La sua opera missionaria in terra inglese segnò profondamente la storia cristiana di quelle regioni, portando alla conversione di intere popolazioni e all'istituzione di numerose sedi episcopali. Sant'Agostino fu infatti colui che consacrò altre due sedi vescovili oltre a quella di Canterbury, ossia Londra e Rochester, affidate rispettivamente ai presbiteri Mellito e Giusto. Egli morì nel 604 e fu seppellito a Canterbury nella chiesa che ora porta il suo nome. Oggi Sant'Agostino è venerato da cattolici e anglicani, e la sua memoria si celebra liturgicamente il ventisei maggio, sebbene la ricorrenza sia tradizionalmente ricordata anche il ventisette dello stesso mese.

Leggi la vita completa →

Gli altri santi di oggi

San Liberio (Liverio, Oliviero)

Venerato ad Ancona

San Liberio, conosciuto anche come Liverio oppure Oliviero, è una figura venerata con profonda devozione nella città di Ancona. Esiste un'antica tradizione della Chiesa anconitana, puntualmente riportata dai cronisti del luogo, che custodisce la memoria di questo pio personaggio. Nel corso del quinto secolo, Liberio condusse una vita rigorosamente eremitica nei dintorni della città dorica, ritirandosi dal mondo per cercare l'ascolto di Dio. La tradizione e le cronache locali tramandano l'esistenza di una grotta situata proprio nei pressi di Ancona, un luogo solitario in cui l'eremita trascorreva il proprio tempo nella contemplazione silenziosa e nella penitenza. Questo stile di vita ascetico ha lasciato un segno indelebile nella coscienza spirituale del territorio.

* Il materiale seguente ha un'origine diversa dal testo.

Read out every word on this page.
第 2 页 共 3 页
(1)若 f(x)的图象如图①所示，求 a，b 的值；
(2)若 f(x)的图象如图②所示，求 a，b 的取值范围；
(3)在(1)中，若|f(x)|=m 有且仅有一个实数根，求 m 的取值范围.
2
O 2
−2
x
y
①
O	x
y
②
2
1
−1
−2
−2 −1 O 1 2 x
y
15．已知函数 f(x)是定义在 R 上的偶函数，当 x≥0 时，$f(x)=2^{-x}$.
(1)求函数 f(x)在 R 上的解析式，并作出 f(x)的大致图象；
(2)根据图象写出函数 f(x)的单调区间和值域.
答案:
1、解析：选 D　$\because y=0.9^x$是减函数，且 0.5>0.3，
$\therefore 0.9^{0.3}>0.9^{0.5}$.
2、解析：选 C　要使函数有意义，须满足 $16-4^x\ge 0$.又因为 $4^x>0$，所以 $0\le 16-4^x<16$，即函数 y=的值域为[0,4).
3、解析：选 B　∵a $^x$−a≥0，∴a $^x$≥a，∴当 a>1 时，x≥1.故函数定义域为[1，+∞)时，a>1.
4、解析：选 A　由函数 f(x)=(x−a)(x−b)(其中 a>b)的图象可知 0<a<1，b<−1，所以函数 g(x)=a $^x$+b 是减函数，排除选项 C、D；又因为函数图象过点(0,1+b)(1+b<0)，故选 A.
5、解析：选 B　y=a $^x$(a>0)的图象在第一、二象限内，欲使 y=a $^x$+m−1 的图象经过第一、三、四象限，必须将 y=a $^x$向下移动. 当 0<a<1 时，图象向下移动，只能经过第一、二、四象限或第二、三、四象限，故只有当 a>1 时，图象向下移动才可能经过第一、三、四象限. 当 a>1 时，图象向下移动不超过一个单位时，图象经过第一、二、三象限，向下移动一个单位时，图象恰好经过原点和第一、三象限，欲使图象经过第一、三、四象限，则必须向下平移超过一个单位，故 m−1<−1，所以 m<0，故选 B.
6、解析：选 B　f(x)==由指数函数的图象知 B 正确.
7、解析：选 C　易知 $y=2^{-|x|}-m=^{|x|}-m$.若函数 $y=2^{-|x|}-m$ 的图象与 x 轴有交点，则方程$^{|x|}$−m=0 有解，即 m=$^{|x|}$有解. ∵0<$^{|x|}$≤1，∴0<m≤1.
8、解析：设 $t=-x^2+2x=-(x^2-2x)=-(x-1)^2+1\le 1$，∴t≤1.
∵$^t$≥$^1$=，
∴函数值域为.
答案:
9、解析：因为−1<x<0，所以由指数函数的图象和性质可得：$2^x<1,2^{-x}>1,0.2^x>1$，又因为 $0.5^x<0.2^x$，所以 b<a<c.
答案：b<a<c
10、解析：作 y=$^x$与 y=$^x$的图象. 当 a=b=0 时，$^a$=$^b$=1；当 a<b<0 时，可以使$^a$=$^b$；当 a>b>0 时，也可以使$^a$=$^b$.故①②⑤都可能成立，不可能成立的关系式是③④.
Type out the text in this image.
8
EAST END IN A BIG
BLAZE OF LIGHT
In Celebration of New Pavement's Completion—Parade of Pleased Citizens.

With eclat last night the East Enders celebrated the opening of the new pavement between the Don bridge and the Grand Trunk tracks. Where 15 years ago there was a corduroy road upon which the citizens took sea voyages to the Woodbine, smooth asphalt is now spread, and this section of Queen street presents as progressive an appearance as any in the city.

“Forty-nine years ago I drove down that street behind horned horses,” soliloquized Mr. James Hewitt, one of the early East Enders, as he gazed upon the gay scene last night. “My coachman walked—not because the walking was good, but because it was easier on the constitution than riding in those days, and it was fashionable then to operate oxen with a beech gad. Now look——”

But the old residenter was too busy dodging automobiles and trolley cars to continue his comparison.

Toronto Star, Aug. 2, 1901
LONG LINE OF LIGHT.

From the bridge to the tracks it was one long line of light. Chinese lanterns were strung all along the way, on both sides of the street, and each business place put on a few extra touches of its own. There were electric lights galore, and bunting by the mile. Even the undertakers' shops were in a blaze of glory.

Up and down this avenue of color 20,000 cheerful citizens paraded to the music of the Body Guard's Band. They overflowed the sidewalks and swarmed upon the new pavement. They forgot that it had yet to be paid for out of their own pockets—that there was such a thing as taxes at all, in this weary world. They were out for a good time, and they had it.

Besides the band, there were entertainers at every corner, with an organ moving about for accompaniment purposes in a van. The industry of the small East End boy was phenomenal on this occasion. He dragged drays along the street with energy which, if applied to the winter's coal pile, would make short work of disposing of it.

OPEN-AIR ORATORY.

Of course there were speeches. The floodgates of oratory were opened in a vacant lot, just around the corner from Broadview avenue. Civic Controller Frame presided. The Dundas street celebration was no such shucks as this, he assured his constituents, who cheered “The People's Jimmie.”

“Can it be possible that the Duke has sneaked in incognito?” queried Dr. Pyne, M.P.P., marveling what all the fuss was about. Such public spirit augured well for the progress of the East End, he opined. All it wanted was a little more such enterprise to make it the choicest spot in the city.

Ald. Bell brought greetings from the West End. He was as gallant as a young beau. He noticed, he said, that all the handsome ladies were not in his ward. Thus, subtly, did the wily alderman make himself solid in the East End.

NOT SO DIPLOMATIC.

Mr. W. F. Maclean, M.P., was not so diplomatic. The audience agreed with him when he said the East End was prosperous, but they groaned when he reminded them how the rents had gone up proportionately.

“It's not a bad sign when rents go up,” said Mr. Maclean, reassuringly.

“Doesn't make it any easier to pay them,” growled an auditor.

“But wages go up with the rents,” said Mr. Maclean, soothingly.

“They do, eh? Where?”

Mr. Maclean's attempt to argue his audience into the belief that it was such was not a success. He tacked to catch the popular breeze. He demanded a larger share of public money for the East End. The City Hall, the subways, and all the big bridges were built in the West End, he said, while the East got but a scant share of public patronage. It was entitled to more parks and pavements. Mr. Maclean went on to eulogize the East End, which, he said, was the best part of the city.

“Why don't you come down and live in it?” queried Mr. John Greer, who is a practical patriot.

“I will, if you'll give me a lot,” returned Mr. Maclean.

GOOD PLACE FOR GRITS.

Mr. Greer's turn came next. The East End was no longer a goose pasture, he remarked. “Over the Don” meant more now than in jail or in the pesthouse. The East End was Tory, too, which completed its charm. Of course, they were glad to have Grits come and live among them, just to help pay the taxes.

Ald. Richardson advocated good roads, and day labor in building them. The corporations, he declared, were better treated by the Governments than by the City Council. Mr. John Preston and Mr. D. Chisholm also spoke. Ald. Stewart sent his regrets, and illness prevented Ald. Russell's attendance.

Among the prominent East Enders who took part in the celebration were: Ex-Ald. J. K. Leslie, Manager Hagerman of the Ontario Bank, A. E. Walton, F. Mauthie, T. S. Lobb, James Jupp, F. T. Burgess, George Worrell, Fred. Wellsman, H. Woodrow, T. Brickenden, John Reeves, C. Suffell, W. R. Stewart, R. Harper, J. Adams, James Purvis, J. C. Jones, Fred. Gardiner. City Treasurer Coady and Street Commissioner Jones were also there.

Il culto di Liberio ha rivestito una grande importanza fin dall'antichità cristiana. L'invocazione in onore di san Liberio appare chiaramente nei frammenti di alcuni antichi usi liturgici anconitani, la cui datazione è certamente anteriore all'anno mille, a testimonianza di una devozione radicata e precoce. Nel corso dei secoli, la memoria del santo si è intrecciata con la storia della comunità anconitana, passando attraverso la cura delle sue reliquie, la protezione dei luoghi di culto a lui dedicati e una complessa evoluzione agiografica che ha visto la figura di Liberio accostata ai santi patroni della città.

Continua a leggere →

San Bruno di Wurzburg

Vescovo

San Bruno visse e operò nell'undicesimo secolo, distinguendosi per il suo alto lignaggio e per la dedizione al governo della Chiesa. Nato come figlio del duca Corrado I e di Matilde di Svevia, e legato da stretti vincoli di consanguineo con il pontefice Gregorio V e con gli imperatori Corrado II ed Enrico III, egli seppe mettere le proprie responsabilità civili al servizio della fede. Dopo aver guidato con autorevolezza la cancelleria imperiale italiana dal milleventisette al millesetrentaquattro, fu chiamato alla guida della diocesi di Würzburg per designazione di Corrado II. In questo ruolo di vescovo si spese senza sosta per il rinnovamento spirituale e materiale della sua comunità, riformando il clero e curandone l'istruzione, fondando nuove chiese e ricostruendo la cattedrale. Accanto all'impegno pastorale e ai viaggi al fianco dell'imperatore, coltivò profondamente lo studio delle Sacre Scritture, lasciando importanti opere di commento biblico e liturgico che testimoniano una straordinaria sapienza teologica. La sua esistenza si concluse nel millesequarantacinque a seguito di un tragico incidente avvenuto durante una spedizione in Ungheria, nel castello di Persenberg.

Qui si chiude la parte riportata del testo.